Human anti-endoplasmic reticulum antibodies in sera of patients with halothane-induced hepatitis are directed against a trifluoroacetylated carboxylesterase.

Previous studies have demonstrated that patients with halothane-induced hepatitis have serum antibodies that are directed against novel liver microsomal neoantigens and have suggested that these neoantigens may play an immunopathological role in development of the patients' liver damage. These investigations have further revealed that the antibodies are directed against distinct polypeptide fractions (100 kDa, 76 kDa, 59 kDa, 57 kDa, 54 kDa) that have been covalently modified by the reactive trifluoroacetyl halide metabolite of halothane.

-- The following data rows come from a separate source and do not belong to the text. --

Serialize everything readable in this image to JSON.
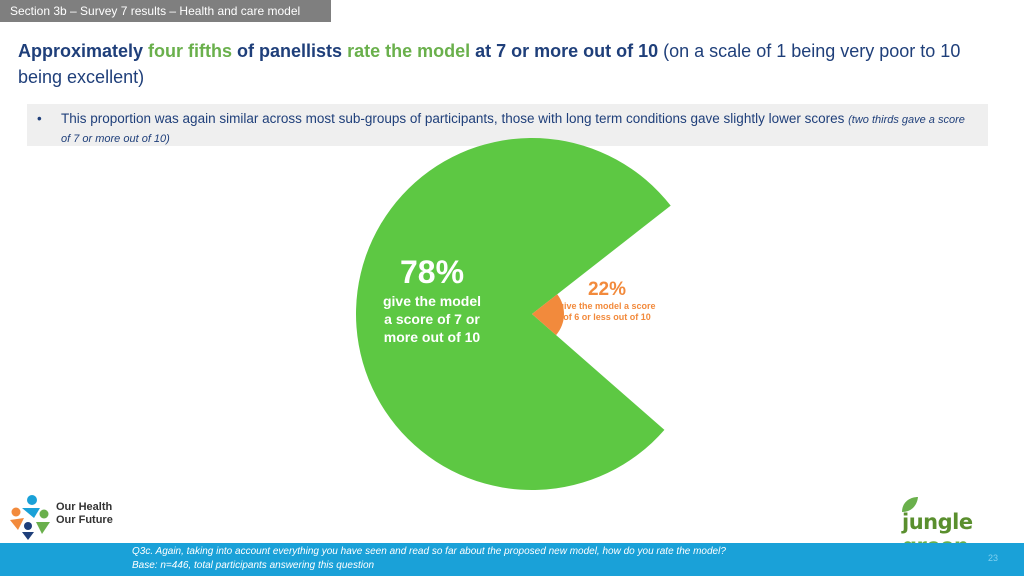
{
  "section_tab": "Section 3b – Survey 7 results – Health and care model",
  "headline": {
    "p1": "Approximately ",
    "p2": "four fifths",
    "p3": " of panellists ",
    "p4": "rate the model",
    "p5": " at 7 or more out of 10",
    "p6": " (on a scale of 1 being very poor to 10 being excellent)"
  },
  "bullet": {
    "marker": "•",
    "text": "This proportion was again similar across most sub-groups of participants, those with long term conditions gave slightly lower scores ",
    "italic": "(two thirds gave a score of 7 or more out of 10)"
  },
  "chart_data": {
    "type": "pie",
    "title": "",
    "slices": [
      {
        "value": 78,
        "pct_label": "78%",
        "label_lines": [
          "give the model",
          "a score of 7 or",
          "more out of 10"
        ],
        "color": "#5dc843"
      },
      {
        "value": 22,
        "pct_label": "22%",
        "label_lines": [
          "give the model a score",
          "of 6 or less out of 10"
        ],
        "color": "#f28a3c"
      }
    ]
  },
  "footnote": {
    "question": "Q3c. Again, taking into account everything you have seen and read so far about the proposed new model, how do you rate the model?",
    "base": "Base: n=446, total participants answering this question"
  },
  "page_number": "23",
  "logo_left": {
    "line1": "Our Health",
    "line2": "Our Future"
  },
  "logo_right": {
    "word1": "jungle",
    "word2": "green"
  },
  "colors": {
    "accent_blue": "#1aa1d8",
    "headline_blue": "#1f3f7a",
    "highlight_green": "#6ab04c"
  }
}
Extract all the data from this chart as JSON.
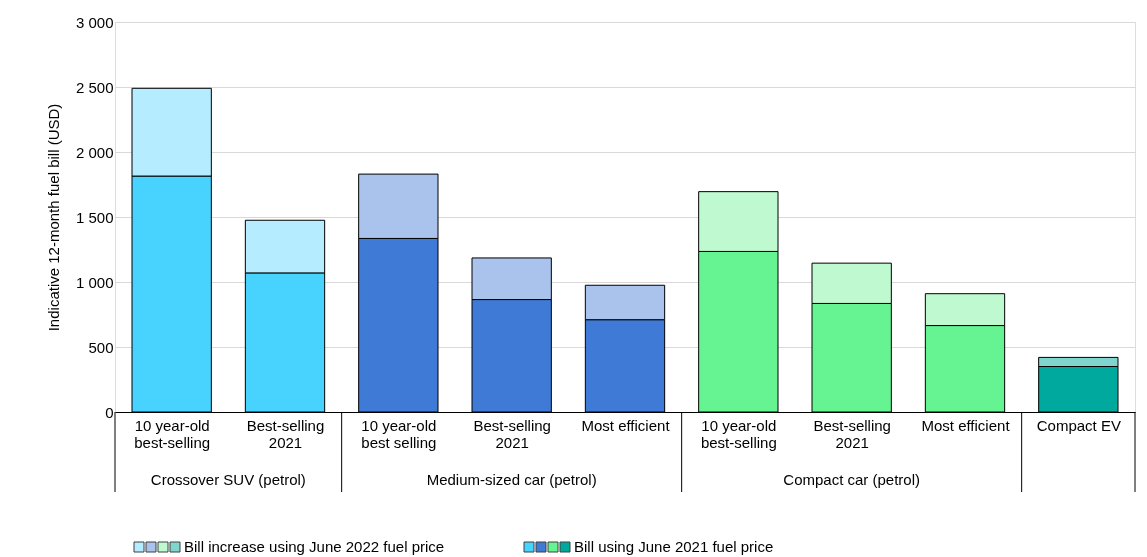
{
  "chart_data": {
    "type": "bar",
    "stacked": true,
    "ylabel": "Indicative 12-month fuel bill (USD)",
    "categories": [
      "10 year-old\nbest-selling",
      "Best-selling\n2021",
      "10 year-old\nbest selling",
      "Best-selling\n2021",
      "Most efficient",
      "10 year-old\nbest-selling",
      "Best-selling\n2021",
      "Most efficient",
      "Compact EV"
    ],
    "annotations": [
      "Crossover SUV (petrol)",
      "Medium-sized car (petrol)",
      "Compact car (petrol)"
    ],
    "series": [
      {
        "name": "Bill using June 2021 fuel price",
        "colors": [
          "#48d3ff",
          "#48d3ff",
          "#3f7bd6",
          "#3f7bd6",
          "#3f7bd6",
          "#66f391",
          "#66f391",
          "#66f391",
          "#00a99d"
        ],
        "values": [
          1815,
          1070,
          1335,
          865,
          710,
          1235,
          835,
          665,
          350
        ]
      },
      {
        "name": "Bill increase using June 2022 fuel price",
        "colors": [
          "#b5ecff",
          "#b5ecff",
          "#a9c3ec",
          "#a9c3ec",
          "#a9c3ec",
          "#bff9d0",
          "#bff9d0",
          "#bff9d0",
          "#80d6cf"
        ],
        "values": [
          675,
          405,
          495,
          320,
          265,
          460,
          310,
          245,
          70
        ]
      }
    ],
    "ylim": [
      0,
      3000
    ],
    "yticks": [
      0,
      500,
      {
        "value": 1000,
        "label": "1 000"
      },
      {
        "value": 1500,
        "label": "1 500"
      },
      {
        "value": 2000,
        "label": "2 000"
      },
      {
        "value": 2500,
        "label": "2 500"
      },
      {
        "value": 3000,
        "label": "3 000"
      }
    ],
    "grid": "y",
    "legend": "bottom"
  }
}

In this paper, the trifluoroacetylated (TFA) 59-kDa neoantigen (59-kDa-TFA) recognized by the patients' antibodies was isolated from liver microsomes of halothane-treated rats by chromatography on an immunoaffinity column of anti-TFA IgG. Antibodies were raised against the 59-kDa-TFA protein and were used to purify the native protein from liver microsomes of untreated rats. Based upon its apparent monomeric molecular mass, NH2-terminal amino acid sequence, catalytic activity, and other physical properties, the protein has been identified as a previously characterized microsomal carboxylesterase (EC 3.1.1.1). A similar strategy may be used to purify and characterized neoantigens associated with other drug toxicities that are believed to have an immunopathological basis.